Apple’s next big product event is happening on Sept. 7, and while the lion’s share of the buzz is around the new iPhone 7, Apple is also expected to reveal the next Apple Watch. The new device, according to Apple blogs, will get a faster processor, built-in GPS, longer battery life, and better waterproofing. As the Daily Mirror reports, these upgrades suggest Apple “could be trying to market itself more as a sporting wearable.” That could appeal to many people.
But I won’t buy one.
I understand the craze over fitness trackers. People love the ability to map their run using the Nike+ app (or, in the past, the Nike FuelBand, which it discontinued), or count their steps using a FitBit, or learn about their sleep habits using a Jawbone UP. Apple Watch 2, according to Bloomberg, will beef up features related to workouts, which puts it more squarely into the fitness wearables camp, not just the phone-on-your-wrist camp. Everyone wants to feel healthier; I get that.
What I cannot understand is the appeal of taking a phone call or sending a text through your watch. For starters, it looks silly. More practically, what would make it convenient is if you didn’t need your phone, but since (for now) you must have your iPhone close at hand, there’s little advantage or time saved by typing out a text on your Apple Watch.
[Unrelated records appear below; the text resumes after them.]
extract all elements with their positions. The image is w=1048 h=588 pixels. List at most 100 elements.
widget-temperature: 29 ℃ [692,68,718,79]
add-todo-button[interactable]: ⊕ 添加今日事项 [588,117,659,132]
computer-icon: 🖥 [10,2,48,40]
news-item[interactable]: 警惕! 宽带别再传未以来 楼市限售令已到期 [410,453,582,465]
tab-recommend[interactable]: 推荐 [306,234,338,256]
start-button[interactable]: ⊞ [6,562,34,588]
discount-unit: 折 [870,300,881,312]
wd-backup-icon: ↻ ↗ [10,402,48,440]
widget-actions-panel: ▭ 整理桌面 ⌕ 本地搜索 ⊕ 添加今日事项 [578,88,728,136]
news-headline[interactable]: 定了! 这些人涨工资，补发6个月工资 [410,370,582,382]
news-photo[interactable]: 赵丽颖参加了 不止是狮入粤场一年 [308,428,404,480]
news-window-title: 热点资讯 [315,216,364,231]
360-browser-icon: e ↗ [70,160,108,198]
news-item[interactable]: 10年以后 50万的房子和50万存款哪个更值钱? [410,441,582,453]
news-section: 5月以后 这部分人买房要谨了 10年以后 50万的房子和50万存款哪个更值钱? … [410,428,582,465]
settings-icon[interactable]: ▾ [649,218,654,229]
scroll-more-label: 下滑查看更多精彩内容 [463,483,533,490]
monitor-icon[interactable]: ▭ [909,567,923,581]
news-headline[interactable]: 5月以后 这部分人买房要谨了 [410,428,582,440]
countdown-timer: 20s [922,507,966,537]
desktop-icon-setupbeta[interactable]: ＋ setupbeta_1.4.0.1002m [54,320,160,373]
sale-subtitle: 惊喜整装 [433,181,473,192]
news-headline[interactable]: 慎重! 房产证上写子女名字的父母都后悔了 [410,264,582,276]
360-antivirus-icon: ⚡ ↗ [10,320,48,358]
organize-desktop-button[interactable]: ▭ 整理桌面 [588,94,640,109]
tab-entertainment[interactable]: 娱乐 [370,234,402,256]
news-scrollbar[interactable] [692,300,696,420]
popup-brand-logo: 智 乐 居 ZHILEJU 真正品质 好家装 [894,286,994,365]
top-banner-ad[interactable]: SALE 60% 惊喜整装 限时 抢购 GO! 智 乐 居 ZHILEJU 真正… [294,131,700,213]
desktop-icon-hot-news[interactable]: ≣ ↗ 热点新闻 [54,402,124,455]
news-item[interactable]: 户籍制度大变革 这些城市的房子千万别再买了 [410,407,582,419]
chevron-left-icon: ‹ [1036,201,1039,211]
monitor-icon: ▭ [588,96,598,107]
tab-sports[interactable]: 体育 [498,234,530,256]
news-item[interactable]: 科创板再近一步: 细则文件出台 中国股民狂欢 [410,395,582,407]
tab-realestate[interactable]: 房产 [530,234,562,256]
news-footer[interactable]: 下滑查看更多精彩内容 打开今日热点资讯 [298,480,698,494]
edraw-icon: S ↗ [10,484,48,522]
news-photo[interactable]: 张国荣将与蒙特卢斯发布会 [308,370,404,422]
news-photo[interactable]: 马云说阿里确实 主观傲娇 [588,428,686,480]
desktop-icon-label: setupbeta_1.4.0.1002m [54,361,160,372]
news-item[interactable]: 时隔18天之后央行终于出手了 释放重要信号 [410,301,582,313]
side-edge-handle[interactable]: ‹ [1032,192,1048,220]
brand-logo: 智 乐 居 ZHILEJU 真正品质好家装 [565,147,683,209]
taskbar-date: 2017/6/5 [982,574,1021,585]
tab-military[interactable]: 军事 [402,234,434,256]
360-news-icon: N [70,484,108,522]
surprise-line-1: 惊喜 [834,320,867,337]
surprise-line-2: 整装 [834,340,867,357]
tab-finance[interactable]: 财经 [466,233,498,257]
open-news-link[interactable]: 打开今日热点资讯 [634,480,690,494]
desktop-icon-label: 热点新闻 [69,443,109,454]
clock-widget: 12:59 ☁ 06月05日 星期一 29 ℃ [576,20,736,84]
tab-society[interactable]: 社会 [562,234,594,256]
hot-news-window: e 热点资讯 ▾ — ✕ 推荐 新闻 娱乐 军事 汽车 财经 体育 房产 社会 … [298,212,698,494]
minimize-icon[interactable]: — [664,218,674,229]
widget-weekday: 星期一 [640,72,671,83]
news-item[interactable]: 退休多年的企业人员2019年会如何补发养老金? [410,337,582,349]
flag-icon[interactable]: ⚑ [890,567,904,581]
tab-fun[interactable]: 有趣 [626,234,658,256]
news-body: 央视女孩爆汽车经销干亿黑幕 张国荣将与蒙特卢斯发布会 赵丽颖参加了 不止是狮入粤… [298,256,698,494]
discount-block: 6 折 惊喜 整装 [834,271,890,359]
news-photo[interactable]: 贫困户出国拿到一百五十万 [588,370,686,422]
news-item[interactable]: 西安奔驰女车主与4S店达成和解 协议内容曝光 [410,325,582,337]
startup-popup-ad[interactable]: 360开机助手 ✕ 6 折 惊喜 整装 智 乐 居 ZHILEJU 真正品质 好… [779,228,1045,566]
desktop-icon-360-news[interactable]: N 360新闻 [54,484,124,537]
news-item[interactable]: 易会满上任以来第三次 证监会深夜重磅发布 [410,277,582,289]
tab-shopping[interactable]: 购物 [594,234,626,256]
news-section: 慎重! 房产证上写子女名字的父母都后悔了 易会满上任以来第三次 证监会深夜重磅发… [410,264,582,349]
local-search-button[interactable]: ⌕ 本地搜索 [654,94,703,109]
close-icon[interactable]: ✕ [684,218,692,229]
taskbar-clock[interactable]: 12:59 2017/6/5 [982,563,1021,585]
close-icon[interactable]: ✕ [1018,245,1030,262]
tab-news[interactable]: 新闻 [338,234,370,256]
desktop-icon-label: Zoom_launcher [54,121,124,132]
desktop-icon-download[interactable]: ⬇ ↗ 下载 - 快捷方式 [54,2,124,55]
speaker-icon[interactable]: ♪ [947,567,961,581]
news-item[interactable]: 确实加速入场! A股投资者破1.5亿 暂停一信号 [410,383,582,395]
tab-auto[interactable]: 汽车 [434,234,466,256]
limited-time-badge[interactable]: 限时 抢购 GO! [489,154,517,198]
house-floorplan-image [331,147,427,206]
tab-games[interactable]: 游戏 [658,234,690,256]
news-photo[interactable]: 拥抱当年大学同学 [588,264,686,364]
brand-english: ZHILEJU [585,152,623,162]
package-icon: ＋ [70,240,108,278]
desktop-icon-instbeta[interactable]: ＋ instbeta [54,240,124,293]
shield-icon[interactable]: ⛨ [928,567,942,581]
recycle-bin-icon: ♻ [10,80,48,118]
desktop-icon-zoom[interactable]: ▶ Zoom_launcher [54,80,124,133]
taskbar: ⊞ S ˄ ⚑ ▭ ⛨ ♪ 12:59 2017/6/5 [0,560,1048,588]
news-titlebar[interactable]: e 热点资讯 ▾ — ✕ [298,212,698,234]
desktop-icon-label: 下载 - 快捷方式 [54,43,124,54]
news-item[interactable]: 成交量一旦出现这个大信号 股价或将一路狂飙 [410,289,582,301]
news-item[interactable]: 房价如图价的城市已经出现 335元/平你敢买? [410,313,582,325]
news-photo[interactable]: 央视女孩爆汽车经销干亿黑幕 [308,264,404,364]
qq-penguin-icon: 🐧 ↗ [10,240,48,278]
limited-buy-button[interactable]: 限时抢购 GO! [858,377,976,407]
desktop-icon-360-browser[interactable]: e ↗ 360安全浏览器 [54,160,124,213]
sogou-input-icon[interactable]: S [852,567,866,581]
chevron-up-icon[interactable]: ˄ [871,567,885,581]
It’s also a question of individuality. As an urban-dwelling, tech-conscious milllennial working in media (a field that is thought to favor Apple products), I’m already a cliche in how many Apple products I own. I have the same computer (MacBook Air), phone (iPhone 6), tablet (iPad Mini), as everyone I know. Why would I also want to have the same watch?
For many men (not all, of course), a watch is the only piece of jewelry they will ever wear, apart from a wedding ring. It’s the one item I can wear to show a little flair. I own two watches, and both were gifts. One is a Tag Heuer, the other an IWC Schaffhausen. They exude craftsmanship and look distinguished, whereas the Apple Watch, even if customized with different bands, just looks to me like a small phone screen on your wrist. I have a friend who loves his Apple Watch, and is often looking at it as he walks down the street. I don’t see how this is any less egregious than staring at your phone as you walk (either to send a text or catch a pokémon), getting in the way of other pedestrians.
Speaking more on function, my two watches are automatic, meaning they don’t rely on a battery, but keep running based on the natural motion of my wrist. The Apple Watch requires almost daily battery charging. (Perhaps that will change with a future iteration.) That only adds to the sense I have of it being like a second phone, or basically a tiny iPad for your wrist.
To be sure, many Apple Watch owners love the device. Writing last year, an Inc columnist listed his 7 reasons he loves his Apple Watch, including being able to answer a text without removing your phone from your pocket, and the “fun” of using the device. I have enough fun tinkering with my real watch when I need to re-set it or wind it up, and I’ve never had the thought that removing my cell phone from my pocket was an inconvenience I wish I could avoid. If people felt that way, Google Glass, which was basically like having your phone glued to your face, would have been a bigger hit.
An IDC report from July said that Apple Watch sales have fallen 55% since the gadget first launched in early 2015. The watch sold 1.6 million units in Q2 2016, compared to the same quarter last year. After the Apple Watch 2 launches, there will surely be a brief sales bump, but it’s also possible that most people, like me, simply aren’t compelled to have a phone on their wrist.